Halk desteğinden yoksun olan Zaim, meslektaşları Çiçekli ve el-Hinnavi tarafından sadece dört buçuk ay sonra devrildi. El-Hinnavi askeri cunta lideri olarak iktidara geldiğinde, Hüsnü Zaim hızla Şam'daki Mezze Hapishanesi'ne götürüldü ve Başbakan Muhsin el-Barazi ile birlikte idam edildi.
Sosyal
Zaim, fesin Osmanlı İmparatorluğu döneminden kalma modası geçmiş şapkalar olduğunu iddia ederek, fes giymeyi kaldırmak için çok çalıştı. Kadınların Suriye'de oy kullanma ve kamu görevine aday olma hakkını desteklediği için itibar görüyor. Yasa 1920'den beri Suriye Parlamentosunda tartışılıyordu ve Zaim dışında hiçbir lider onu desteklemeye cesaret edemedi.
Suriye'deki 137 günlük yönetimi boyunca Hüsnü Zaim, hiç kimseyi idam etmedi. Bununla birlikte, kendisine itaat etmeyenleri cezalandırmak için yaratıcı yolları vardı. Ekmeğin kalitesi kabul edilemez seviyelere düştüğünde Zaim, tüm fırıncılara ayaklarından kan gelene kadar çakılların üzerinde yalın ayak yürümelerini emretti.[1]
Aile
Hüsnü Zaim'in eşi Nuran, 1949 yılının Nisan-Ağustos ayları arasında Suriye'nin first lady'siydi. Evlilik, 1947'de Hüsnü Zaim devlet başkanı olmadan iki yıl önce gerçekleşti. Zaim, genç eşini memnun etmek için eşinin 11 yaşındaki kız kardeşi Keriman'dan Şam'da onlarla birlikte yaşamasını istedi.
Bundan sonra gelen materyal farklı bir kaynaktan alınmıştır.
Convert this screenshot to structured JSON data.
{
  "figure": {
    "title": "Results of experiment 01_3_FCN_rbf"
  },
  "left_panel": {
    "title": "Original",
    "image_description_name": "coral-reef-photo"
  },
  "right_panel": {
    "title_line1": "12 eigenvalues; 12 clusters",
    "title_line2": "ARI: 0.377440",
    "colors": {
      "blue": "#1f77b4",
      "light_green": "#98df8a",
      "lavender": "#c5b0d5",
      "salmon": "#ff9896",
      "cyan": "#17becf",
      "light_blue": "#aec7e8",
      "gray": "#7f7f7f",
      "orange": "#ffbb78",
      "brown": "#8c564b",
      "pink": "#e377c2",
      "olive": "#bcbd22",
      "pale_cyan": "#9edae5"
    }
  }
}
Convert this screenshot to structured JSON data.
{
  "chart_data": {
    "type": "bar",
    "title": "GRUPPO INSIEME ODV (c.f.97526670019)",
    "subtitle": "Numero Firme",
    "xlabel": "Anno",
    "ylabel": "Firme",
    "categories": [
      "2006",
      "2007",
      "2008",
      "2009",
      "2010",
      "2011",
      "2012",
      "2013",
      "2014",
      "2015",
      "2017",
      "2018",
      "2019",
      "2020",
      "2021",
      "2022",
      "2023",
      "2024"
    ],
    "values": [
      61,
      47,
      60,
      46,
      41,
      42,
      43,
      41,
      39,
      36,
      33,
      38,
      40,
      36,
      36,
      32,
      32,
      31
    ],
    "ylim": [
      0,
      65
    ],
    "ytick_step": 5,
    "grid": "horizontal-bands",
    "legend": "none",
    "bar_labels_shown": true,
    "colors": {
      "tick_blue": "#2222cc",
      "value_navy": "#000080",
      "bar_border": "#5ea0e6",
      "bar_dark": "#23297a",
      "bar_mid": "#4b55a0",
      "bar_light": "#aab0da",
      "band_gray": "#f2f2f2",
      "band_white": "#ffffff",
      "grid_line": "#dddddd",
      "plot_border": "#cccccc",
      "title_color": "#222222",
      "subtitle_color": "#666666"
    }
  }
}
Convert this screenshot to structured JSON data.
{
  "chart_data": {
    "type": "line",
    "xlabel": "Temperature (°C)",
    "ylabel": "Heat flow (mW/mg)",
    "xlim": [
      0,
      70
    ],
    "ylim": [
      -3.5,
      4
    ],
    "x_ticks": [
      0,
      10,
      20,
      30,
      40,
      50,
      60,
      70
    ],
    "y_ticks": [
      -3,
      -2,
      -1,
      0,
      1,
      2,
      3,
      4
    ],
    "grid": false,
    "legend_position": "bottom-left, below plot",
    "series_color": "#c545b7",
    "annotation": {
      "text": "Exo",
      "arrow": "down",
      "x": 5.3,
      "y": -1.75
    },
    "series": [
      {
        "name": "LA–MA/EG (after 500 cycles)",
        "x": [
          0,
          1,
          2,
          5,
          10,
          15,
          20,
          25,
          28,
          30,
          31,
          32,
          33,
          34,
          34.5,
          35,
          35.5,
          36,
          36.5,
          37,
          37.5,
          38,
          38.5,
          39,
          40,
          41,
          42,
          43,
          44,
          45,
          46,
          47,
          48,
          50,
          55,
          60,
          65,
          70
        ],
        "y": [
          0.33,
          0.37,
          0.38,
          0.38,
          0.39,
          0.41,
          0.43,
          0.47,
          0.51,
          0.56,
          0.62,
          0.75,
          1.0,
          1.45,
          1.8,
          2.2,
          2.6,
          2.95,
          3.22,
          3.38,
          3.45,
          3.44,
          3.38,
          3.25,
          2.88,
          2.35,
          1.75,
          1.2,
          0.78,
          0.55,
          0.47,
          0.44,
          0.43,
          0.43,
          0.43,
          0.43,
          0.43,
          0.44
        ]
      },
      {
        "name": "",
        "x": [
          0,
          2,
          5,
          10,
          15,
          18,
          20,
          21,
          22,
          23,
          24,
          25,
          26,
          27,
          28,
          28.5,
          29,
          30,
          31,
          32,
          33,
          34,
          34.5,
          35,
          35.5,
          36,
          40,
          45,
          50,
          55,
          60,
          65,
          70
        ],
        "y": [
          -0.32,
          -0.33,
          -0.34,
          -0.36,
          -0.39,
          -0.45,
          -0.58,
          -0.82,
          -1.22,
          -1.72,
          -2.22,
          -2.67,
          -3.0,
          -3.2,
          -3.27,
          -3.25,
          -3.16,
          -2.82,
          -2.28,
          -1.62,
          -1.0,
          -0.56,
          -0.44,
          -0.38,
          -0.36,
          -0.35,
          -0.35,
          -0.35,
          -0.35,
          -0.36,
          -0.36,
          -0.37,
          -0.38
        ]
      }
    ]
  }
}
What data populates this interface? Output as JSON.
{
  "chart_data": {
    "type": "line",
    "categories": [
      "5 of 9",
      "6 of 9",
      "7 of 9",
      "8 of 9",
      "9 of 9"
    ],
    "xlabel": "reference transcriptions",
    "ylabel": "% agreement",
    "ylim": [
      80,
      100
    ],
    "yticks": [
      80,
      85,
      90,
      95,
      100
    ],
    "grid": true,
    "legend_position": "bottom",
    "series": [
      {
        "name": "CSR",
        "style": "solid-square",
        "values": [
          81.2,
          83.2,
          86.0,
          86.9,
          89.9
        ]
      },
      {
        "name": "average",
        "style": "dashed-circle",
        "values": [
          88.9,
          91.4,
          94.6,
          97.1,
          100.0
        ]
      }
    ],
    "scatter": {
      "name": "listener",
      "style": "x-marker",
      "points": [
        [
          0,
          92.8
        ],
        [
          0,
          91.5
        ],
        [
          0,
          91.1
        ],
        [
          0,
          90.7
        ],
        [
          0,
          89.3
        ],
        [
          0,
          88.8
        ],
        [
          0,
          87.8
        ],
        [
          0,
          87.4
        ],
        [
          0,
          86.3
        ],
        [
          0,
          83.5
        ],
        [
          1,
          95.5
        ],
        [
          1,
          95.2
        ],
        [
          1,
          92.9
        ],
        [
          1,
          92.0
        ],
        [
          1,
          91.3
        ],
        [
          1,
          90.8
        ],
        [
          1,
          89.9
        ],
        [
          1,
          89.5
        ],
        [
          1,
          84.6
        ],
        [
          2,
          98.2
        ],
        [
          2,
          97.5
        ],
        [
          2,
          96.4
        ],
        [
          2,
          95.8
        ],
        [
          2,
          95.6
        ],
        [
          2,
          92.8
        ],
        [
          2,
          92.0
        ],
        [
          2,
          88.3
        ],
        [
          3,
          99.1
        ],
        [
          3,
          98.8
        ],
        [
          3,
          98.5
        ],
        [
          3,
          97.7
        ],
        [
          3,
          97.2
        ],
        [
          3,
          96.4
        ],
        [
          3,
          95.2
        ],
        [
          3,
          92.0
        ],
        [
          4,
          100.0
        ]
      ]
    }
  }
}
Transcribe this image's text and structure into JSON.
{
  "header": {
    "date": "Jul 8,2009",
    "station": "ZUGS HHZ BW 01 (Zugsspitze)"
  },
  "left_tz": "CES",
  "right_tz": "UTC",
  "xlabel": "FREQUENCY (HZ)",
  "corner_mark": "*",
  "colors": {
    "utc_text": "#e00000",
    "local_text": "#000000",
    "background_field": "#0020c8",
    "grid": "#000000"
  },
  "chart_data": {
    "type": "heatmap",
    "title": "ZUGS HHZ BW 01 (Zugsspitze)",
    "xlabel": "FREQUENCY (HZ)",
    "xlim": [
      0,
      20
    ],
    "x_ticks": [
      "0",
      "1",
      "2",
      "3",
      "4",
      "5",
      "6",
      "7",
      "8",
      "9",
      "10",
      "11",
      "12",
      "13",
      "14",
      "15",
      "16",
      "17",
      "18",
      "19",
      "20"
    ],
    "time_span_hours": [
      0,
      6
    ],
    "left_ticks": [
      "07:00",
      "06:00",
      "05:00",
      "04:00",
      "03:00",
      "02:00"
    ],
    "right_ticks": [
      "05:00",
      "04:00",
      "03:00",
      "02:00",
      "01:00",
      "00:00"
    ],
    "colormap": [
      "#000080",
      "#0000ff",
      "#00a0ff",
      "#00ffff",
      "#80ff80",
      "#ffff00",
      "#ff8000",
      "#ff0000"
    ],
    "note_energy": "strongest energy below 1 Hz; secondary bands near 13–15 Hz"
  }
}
Ona da bir kız kardeş gibi davrandı ve onu Lycee Laique'e (şehirdeki en iyi hazırlık liselerinden biri) gönderdi. Bir diğer kardeş Orfan, onları sık sık ziyaret ederdi ve Abdülhamid Serrac adında bir gardiyanla oynama alışkanlığı edindi. (Serrac, Mısır ile 1958-1961 birlik yıllarında istihbarat bürosu başkanı ve içişleri bakanı olarak devlet başkanlığı ofisindeki güvenlik şefiydi)
Zaim'in tutuklanması sırasında ve gardiyanlar onu tutuklamaya geldiğinde Zaim giyindi ve hamile eşiyle vedalaştı. Eşine, Rahatla, ilk bebeğimizi birlikte almak için yakında döneceğim. dedi. Niveen (kızı): Annem ve teyzem bana oturdukları kanepenin kurşunlarla delik deşik olduğunu söylediler. Serrac bir saldırının geleceğini önceden biliyordu ve onlara zarar görmemeleri için yukarı çıkmalarını söyledi. dedi. Zaim ve başbakanı Muhsin el-Barazi'nin kurşuna dizilerek infaz edilmesine yol açan darbeden yaklaşık bir hafta önce Nuran'ın kuzenleri, istihbarat bilgilerini doğruladıklarını söyleyerek Sami el-Hinnavi'nin (1948 savaşından arkadaşı) onu öldürmeyi planladığını iletti. Zaim, Hinnavi'yi çağırdı ve doğrudan sordu: Sami, kayınbiraderim bana beni öldürmek istediğini mi söylüyor?. Hinnavi, İmkansız. Liderimi ve arkadaşımı nasıl öldürebilirim? dedi. Devlet başkanı, 14 Ağustos'ta tutuklandıktan sonra, Nuran ve kız kardeşi bütün bir hafta boyunca ev hapsinde tutuldu. Niveen, Eve yiyecek getirilmedi dedi. Senegalli bir gardiyan pencereden kendi yemeğini geçirerek onlara yardım etmeye çalıştı.